第112回 保健師国家試験(午前)状況設定公衆衛生看護学

49

状況設定 問48-50

A市で震度6強の地震が発生した。発災後9日目、立ち上げた10か所の避難所では、他自治体から派遣された保健師チームが、避難所の環境整備や避難者の健康観察を行っている。

発災後2か月が過ぎ、A市では親族宅へ引っ越したり仮設住宅へ入居したりする人も増えてきた。保健師は、被災者の中に生活再建に希望を持てず不安が強い人や、家族を失い孤独感を強めている人、避難先でこれまでのコミュニティを失い役割を見出せず無気力になっている人、これらによって閉じこもりがちになっている人等、支援が必要な人が複数いることを把握している。この時期の仮設住宅での保健活動で適切なのはどれか。

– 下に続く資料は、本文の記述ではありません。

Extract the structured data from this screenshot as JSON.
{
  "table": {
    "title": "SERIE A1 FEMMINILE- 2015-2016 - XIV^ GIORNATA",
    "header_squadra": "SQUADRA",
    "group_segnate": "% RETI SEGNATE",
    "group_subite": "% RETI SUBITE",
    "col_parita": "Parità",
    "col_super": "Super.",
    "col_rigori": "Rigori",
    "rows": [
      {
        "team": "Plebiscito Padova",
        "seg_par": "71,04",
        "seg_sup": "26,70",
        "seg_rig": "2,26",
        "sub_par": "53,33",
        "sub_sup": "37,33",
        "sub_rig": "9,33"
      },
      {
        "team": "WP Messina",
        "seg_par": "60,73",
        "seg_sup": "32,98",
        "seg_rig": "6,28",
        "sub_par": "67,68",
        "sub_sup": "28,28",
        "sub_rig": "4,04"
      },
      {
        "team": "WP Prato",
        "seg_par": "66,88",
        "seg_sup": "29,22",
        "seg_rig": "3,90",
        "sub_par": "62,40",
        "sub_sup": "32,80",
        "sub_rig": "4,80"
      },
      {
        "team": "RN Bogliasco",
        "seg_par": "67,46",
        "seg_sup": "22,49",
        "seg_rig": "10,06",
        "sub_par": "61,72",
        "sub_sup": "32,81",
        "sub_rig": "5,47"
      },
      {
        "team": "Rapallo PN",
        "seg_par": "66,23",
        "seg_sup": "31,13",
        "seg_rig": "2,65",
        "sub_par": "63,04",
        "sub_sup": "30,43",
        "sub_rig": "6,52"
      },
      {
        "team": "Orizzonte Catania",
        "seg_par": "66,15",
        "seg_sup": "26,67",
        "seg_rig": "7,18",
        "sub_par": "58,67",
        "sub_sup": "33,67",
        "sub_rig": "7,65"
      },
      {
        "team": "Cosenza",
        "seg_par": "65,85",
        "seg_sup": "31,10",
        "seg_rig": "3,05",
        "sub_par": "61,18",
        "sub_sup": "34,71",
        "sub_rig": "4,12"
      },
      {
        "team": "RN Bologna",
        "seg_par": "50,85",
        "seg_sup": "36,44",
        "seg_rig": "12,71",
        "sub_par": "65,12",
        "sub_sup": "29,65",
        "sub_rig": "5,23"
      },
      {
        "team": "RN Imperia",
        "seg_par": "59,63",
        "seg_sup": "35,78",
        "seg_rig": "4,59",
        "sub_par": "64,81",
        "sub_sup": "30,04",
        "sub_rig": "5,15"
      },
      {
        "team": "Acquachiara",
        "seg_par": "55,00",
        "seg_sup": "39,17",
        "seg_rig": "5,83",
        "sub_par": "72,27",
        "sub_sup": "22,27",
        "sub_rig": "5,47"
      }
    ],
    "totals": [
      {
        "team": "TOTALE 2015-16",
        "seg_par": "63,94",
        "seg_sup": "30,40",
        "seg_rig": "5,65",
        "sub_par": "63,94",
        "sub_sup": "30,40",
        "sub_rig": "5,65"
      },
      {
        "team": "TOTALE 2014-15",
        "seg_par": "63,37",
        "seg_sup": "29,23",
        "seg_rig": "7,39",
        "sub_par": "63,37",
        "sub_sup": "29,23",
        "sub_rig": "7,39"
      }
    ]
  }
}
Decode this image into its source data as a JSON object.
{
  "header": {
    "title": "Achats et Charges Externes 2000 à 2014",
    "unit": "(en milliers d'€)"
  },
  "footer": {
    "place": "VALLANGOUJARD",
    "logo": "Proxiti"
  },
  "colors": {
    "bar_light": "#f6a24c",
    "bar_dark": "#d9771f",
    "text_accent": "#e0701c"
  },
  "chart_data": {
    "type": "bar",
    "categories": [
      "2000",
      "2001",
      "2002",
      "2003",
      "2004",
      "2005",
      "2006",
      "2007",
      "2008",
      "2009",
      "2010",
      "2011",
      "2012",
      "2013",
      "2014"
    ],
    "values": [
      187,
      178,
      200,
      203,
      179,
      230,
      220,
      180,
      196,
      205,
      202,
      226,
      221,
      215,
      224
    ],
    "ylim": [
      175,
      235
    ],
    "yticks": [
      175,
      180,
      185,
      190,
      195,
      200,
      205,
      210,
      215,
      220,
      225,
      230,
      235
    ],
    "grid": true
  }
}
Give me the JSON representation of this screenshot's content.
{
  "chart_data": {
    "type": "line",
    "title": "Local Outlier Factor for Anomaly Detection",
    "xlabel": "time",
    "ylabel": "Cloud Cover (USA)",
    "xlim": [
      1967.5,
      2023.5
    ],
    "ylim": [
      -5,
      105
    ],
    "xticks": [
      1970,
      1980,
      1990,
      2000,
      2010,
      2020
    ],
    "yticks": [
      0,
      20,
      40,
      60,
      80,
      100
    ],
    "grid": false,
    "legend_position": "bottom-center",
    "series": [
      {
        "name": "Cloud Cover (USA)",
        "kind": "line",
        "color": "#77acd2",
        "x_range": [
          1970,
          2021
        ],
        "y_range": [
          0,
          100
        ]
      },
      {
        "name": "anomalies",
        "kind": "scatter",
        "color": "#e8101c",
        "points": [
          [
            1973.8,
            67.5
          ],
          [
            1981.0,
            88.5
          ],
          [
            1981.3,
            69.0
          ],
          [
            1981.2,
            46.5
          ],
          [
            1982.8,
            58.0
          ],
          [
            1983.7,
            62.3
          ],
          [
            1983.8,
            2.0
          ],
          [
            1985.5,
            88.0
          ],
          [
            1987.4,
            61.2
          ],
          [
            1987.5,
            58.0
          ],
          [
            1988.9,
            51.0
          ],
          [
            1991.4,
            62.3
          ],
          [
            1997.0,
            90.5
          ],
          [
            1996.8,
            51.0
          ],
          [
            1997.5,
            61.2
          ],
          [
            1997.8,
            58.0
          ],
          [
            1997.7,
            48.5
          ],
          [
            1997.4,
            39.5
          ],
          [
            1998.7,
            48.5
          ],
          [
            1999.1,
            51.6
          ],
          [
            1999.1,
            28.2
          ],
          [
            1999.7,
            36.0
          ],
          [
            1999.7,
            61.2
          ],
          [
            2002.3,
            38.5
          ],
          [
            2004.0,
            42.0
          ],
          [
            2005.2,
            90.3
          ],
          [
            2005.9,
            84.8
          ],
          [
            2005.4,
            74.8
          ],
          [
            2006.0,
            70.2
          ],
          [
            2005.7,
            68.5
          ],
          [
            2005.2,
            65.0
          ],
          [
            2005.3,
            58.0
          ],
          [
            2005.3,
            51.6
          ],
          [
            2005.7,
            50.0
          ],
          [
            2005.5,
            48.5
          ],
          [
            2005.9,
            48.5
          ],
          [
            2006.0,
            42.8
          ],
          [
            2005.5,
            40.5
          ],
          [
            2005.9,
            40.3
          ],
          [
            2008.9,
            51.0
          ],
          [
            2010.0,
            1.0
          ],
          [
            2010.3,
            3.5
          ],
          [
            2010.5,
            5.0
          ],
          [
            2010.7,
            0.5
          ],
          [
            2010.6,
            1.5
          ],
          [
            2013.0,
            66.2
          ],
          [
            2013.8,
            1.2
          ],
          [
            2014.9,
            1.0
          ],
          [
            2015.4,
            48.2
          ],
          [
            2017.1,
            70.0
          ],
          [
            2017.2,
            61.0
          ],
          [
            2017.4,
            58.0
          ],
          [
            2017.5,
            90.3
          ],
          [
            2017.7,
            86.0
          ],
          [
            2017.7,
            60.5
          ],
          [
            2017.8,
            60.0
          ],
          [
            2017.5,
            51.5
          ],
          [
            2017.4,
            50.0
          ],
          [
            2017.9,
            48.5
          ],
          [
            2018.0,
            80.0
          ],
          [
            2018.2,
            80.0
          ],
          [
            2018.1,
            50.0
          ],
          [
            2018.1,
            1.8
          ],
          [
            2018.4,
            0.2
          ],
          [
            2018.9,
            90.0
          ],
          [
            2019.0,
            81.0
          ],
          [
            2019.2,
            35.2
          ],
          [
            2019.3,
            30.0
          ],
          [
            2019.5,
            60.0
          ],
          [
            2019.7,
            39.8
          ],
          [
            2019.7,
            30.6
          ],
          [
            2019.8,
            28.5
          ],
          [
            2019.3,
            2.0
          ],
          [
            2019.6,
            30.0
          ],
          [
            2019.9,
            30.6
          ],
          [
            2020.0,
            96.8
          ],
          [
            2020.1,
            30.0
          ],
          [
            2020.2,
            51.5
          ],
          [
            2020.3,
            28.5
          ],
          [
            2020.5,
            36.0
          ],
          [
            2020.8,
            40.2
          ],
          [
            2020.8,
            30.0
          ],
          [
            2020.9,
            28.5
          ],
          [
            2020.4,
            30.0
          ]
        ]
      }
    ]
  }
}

  1. 1住民同士が語り合える場をつくる。✓ 正解
  2. 2罹災証明を発行する窓口を立ち上げる。
  3. 3深部静脈血栓症〈DVT〉の予防啓発をする。
  4. 4課題が把握できている人を優先して対応する。

正解

1

解説

発災後2か月の仮設住宅における保健活動として適切なものを問う問題である。この時期は生活再建への不安、家族喪失による孤独感、コミュニティ喪失による役割喪失・無気力・閉じこもりなど、孤立に関連する心理社会的課題が中心となる。これらに対しては、住民同士が語り合える交流の場をつくることで、新たなつながりや役割を生み出し、孤立を防いでコミュニティを再構築する支援が適切である。心のケアと孤立予防を同時に図る集団的アプローチが求められる時期である。


選択肢の解説

1正しい。孤独感や役割喪失、閉じこもりが課題となるこの時期に、住民同士が語り合える場をつくることは、新たなつながりと役割を生み孤立を防いでコミュニティを再構築する適切な保健活動である。
2罹災証明の発行窓口立ち上げは行政手続きであり保健師の保健活動ではなく、発災後2か月のこの時期の心理社会的課題への対応としても適切でない。
3深部静脈血栓症の予防啓発は車中泊や避難所での長時間同一姿勢が問題となる発災初期に重要であり、仮設住宅期の中心課題である孤立への対応としては優先度が低い。
4課題が把握できている人への対応も必要だが、把握されていない閉じこもりがちな人を含め広く支援につなげる必要があり、把握できている人を優先するという方針は適切でない。

用語

仮設住宅
災害被害者が受け入れられる、行政が設置する一時的な住居。発災直後から数か月間、被災者の居住確保と生活再建支援の基盤となる施設である。
コミュニティ
地域内の共通の価値観や相互扶助により形成される社会集団。災害時には既存コミュニティの喪失による孤立や無気力が課題となり、新たなつながりの再構築が保健活動の重要なテーマとなる。
閉じこもりがち
社会的な交流や活動に参加せず、自宅に引き籠もる傾向。災害後のコミュニティ喪失、役割喪失、孤独感などにより生じやすく、心身の健康低下につながる懸念がある。